The Press Trust of India (PTI) reports that the Maldives Foreign Ministry
termed the decision as “difficult” but “inevitable” to leave the Commonwealth, a
grouping of 53 nations that were mostly territories of the former British

Last month, the Commonwealth Ministerial Action Group (CMAG), had warned
Maldives of suspension from the bloc expressing its “deep disappointment” over
the country’s lack of progress in resolving the political crisis.

Severely critical of Commonwealth, the Maldives said in the name of
promotion of democracy, the grouping used the country to increase the
organisation’s own relevance and leverage in international politics.

“The Commonwealth has sought to take punitive actions against the Maldives
since 2012 after the then President of Maldives (Nasheed) resigned, and transfer
of power took place as per the procedures set out in the Constitution,” the
Maldives Foreign Ministry said in a statement.

“The Commonwealth’s decision to penalise the Maldives was unjustified
especially given that the Commission of National Inquiry (CoNI), established
with the help of the Commonwealth, found that the transfer of power in the
Maldives was consistent with the constitutional provisions,” it said.

The Maldives said, since then, the CMAG and the Commonwealth Secretariat
have treated the Maldives “unjustly and unfairly”.

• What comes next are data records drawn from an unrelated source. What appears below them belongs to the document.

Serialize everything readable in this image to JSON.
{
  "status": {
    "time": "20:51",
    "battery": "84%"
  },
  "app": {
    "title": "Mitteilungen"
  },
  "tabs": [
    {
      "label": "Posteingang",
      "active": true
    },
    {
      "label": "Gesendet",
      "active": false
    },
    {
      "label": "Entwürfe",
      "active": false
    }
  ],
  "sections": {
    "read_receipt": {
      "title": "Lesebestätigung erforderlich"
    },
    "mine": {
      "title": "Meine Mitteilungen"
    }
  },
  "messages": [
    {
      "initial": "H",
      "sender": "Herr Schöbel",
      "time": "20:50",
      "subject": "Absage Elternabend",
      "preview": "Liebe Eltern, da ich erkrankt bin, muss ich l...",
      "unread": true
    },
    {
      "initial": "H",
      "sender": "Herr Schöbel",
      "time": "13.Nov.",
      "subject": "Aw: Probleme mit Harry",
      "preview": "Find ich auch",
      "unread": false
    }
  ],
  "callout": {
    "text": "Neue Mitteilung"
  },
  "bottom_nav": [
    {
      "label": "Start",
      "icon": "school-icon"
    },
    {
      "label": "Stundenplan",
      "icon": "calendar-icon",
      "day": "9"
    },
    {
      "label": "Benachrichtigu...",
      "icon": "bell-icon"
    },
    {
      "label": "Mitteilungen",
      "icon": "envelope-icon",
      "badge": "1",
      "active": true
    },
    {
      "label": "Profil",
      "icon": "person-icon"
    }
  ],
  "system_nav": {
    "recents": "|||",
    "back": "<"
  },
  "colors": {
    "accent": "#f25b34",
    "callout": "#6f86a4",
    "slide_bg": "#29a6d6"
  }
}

“The CMAG and the Commonwealth Secretariat seem to be convinced that the
Maldives, because of the high and favourable reputation that the country enjoys
internationally, and also perhaps because it is a small state that lacks
material power, would be an easy object that can be used, especially in the name
of democracy promotion, to increase the organisation’s own relevance and
leverage in international politics,” the statement said.

“The Maldives reassures that its international engagement will continue
both bilaterally and multilaterally,” it added.

Maldives said it had joined the Commonwealth in 1982 with high hopes and
expectations, holding that it will be a platform for coordinating critical
issues that the member states, in particular, the smallest members of the
organisation face.

The CMAG had criticised the inquiry commission set up to investigate
the removal of then President Nasheed from power in 2012.